The Court of Appeal has overruled the first instance judgment in Mehjoo v Harben Barker that was, rather exaggeratedly, reported as deciding that accountants were under a duty to help their clients access tax avoidance schemes.
Assumption of duty beyond retainer letter
The accountant’s retainer letter listed conventional forms of tax advice, in addition to other accounting duties, but indicated that more extensive tax planning was available only on request. The accountant was not a specialist tax planner. He did, however, from time to time on his own initiative provide basic tax planning suggestions and on one occasion held a meeting with his client at which the possibility of mitigating capital gains tax through unspecified mitigation schemes was discussed. This was held at first instance to entail an assumption of a duty on the part of the accountant to provide tax planning advice to the client, including on tax mitigation schemes that could be available to him on account of his potential non-domiciled status, even though the client had not specifically asked for such advice.

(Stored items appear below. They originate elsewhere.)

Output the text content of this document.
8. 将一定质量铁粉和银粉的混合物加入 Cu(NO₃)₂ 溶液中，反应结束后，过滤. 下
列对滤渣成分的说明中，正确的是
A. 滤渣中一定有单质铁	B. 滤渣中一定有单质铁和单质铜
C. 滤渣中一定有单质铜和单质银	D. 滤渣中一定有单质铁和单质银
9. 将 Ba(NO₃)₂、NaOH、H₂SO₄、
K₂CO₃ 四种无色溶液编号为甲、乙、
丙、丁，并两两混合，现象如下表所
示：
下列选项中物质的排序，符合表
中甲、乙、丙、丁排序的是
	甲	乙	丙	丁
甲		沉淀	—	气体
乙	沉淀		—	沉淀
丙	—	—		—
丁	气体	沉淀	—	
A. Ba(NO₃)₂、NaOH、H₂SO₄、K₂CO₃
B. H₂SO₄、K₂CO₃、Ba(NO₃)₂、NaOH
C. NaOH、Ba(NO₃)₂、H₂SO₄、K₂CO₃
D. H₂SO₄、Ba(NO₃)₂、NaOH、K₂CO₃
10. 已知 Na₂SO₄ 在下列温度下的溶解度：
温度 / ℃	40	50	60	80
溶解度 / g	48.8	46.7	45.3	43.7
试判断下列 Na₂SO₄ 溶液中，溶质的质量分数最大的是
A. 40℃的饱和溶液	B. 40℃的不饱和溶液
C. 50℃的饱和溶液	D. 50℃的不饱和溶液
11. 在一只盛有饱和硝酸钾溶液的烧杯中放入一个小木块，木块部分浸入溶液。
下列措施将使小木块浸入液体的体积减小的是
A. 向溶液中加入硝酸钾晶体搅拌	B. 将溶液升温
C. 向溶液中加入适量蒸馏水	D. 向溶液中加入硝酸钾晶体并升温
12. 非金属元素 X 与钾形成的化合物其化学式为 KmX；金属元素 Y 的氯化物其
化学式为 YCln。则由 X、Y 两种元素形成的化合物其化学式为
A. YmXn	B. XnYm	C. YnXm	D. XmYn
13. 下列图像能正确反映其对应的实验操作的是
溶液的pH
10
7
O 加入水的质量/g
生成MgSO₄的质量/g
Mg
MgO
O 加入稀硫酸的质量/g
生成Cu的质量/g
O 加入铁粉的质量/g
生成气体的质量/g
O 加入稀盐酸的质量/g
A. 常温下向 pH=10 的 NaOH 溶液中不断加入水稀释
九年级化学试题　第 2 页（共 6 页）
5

The Court of Appeal has distinguished between the basic tax advice that formed part and parcel of the accounting services of the typical high street practitioner and specialist tax planning expertise relating to non-domiciled status. A wider duty to ensure that his client was given advice on any specialist tax mitigation schemes that might potentially be on offer in the market place could not, the Court of Appeal held, be inferred from the fact that the accountant provided standard tax advice and historically had raised the possibility that further mitigation possibilities could exist.
Duty to seek specialist advice
The judge at first instance ruled that the fact that the accountant was not a tax planning specialist did not absolve him from the duty to ensure that his client received advice in accordance with the duty that the accountant was said to have assumed. Where his own experience or skills were insufficient for him to provide such tax planning himself, he should have ensured that the client obtained further advice from a specialist.
The Court of Appeal rejected this argument also. The accountant had mentioned to his client that there might be opportunities to save tax but had also warned of the danger of HMRC challenge. He had not known about the bearer warrant scheme under which non-domiciled persons could, under certain circumstances, mitigate their tax liability, which the claimant later asserted should have been brought to his attention. The Court of Appeal found that knowledge about the existence or operation of these schemes would not have been possessed by a reasonably competent generalist accountant at the time. Since he did not know about them, the accountant could not be under any duty to advise his client to seek specialist advice relating to them.
This ruling marks a welcome recognition that a generalist accounting practice providing standard tax advice is not automatically assuming a duty to that client to be an expert on potential specialist tax mitigation schemes that could apply to the client. It must also be right that an advisor who is unaware that tax savings might be available to his client through such specialist schemes is not under any duty to obtain further advice on them.
This judgment does not, however, absolve accountants or other professionals from the obligation to refer clients to specialists when they are or should reasonably be aware that the client would benefit from such specialist advice. In such cases it will be important to form a view at an early stage if litigation is threatened on (a) what knowledge did the accountant actually have of such specialist schemes; (b) did the retainer agreement limit the scope of advice the adviser agreed to provide; (c) did the adviser actually go beyond the terms of the retainer and volunteer additional advice on potential tax saving schemes; and (d) if there was no actual knowledge ought a reasonably competent general practitioner to be aware of such specialist schemes.
The last question will be a very hard hurdle for potential claimants to overcome if seeking to pursue smaller general practitioners. The Court of Appeal's test does, though, leave open an argument that the mid to larger firms of accountants, with different specialist departments, may owe a slightly different duty to their clients. Accountants should remind themselves of the precise terms of their engagements and do their best not to stray outside; where this is necessary they should properly document why the scope of their instruction has expanded and consider the wider ramifications including whether they should involve (or suggest involving to the client) their other specialist departments.